Why So-Called Solutions Fail
[20:00-25:00]
- Redistribution efforts can temporarily reduce inequality but do not last because the system's structure remains.
- Historic example: The New Deal under FDR reduced inequality, but once political forces shifted, inequality rebounded.
“You’ve left in place a minority of folks who are able either to block redistribution efforts or to make sure they’re temporary.”
— Richard D. Wolff, [23:35]
The Real Solution: Democratizing the Workplace
[25:00-32:00]
- The key structural change: fundamentally change who runs enterprises.
- Proposes democratic organization of production—every worker having an equal vote (one person, one vote), regardless of role.
- This breaks the class division of a minority owning and controlling versus a majority working.
- Democracy in the workplace, Wolff argues, would reshape decisions:
- No more “five people getting spectacular pay packages while everyone else can’t put their kid through college.”
- Less extremes; fairer income distribution; no structural avenue for persistent inequality.
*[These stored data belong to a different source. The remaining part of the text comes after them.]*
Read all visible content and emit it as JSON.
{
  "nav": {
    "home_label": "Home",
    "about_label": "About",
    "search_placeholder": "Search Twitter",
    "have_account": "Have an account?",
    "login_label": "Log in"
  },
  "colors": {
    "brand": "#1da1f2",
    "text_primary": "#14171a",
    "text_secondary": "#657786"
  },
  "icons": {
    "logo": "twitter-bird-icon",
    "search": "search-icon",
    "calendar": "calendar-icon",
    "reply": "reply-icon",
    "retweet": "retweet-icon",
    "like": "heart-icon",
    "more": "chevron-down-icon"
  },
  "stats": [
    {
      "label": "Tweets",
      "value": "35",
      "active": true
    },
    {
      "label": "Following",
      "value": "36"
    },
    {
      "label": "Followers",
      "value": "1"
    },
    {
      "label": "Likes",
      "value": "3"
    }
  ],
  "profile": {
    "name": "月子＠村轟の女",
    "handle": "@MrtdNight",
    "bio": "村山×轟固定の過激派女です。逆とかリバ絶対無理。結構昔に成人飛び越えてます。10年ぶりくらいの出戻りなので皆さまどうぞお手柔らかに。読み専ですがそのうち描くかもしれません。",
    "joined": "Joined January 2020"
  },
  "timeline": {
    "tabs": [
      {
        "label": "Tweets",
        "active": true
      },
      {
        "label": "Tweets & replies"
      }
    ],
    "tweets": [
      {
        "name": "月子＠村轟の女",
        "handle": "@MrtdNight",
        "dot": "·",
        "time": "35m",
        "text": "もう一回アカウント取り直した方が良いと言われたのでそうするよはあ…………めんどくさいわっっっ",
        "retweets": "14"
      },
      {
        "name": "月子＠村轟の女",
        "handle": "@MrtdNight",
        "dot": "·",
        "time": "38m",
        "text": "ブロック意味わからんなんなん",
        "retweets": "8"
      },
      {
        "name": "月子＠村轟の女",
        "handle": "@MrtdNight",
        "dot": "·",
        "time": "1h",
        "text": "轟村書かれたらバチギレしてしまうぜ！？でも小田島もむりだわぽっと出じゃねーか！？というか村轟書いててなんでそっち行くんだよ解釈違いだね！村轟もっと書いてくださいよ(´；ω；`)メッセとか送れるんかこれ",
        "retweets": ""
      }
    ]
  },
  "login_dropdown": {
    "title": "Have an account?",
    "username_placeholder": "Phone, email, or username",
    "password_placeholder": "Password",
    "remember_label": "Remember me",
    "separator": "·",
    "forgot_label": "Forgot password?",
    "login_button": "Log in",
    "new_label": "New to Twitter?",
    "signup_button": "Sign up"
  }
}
“You have to change the organization of production. That’s the only way you’re going to end this inequality.”
— Richard D. Wolff, [25:28]
“Democratize the enterprise, make it a general discussion and a general democratic decision… We will never have the kinds of centuries long gross inequality that I described to you.”
— Richard D. Wolff, [30:33]
Inequality Has Dire Social Consequences
[28:00-32:00]
- Inequality reproduces not only economic misery but fatal social consequences (citing vaccine distribution during COVID-19 as an example).
- Social stability and the development of human potential require greater equality.
“If you want to have social conflict, tension and difficulty, then you give some people a great deal and everybody else way less. It’s a recipe for tension, conflict, difficulty and disorder.”
— Richard D. Wolff, [31:46]
Memorable Quotes
-
“It turns out, to be blunt, that capitalism as a system is able to produce remarkable wealth. No question. Unfortunately, it is equally capable to produce and reproduce remarkable poverty.”
— Richard D. Wolff, [09:23] -
“Employers, who are trying to amass capital to make their wealth grow, which is what capitalism means. And then a vast majority of people who are employees. Employer to employee replicates lord to serf and master to slave.”
— Richard D. Wolff, [18:30] -
“Overcoming inequality is a systemic problem. Capitalism is the obstacle that we need to overcome to get to the kinds of levels of equality… that most Americans have shown us over and over… is what they would prefer.”
— Richard D. Wolff, [32:10]
Key Timestamps
| Timestamp | Segment Summary | |-----------|------------------------------------------------------------------------| | 01:00 | Global and US wealth inequality facts and figures | | 05:00 | Redistribution under capitalism, minimum wage, and political resistance | | 09:30 | How businesses thwart redistribution and shape policy | | 15:00 | Historical roots: slavery, feudalism, and capitalism | | 19:00 | The common structural cause of persistent inequality | | 23:35 | Why redistribution efforts don’t last | | 25:28 | The call for democratizing the workplace | | 30:33 | How workplace democracy leads to equality | | 31:46 | The social costs of inequality | | 32:10 | Final summary and call for systemic change |
Conclusion
Richard D. Wolff’s analysis contends that as long as a minority controls production—be it under slavery, feudalism, or capitalism—inequality will persist. Real change, he says, requires a structural transformation: democratizing the workplace to ensure economic power is shared. The consistent lesson of history is that only by organizing the economy along democratic lines can we achieve the equality that people, in the U.S. and globally, deeply desire.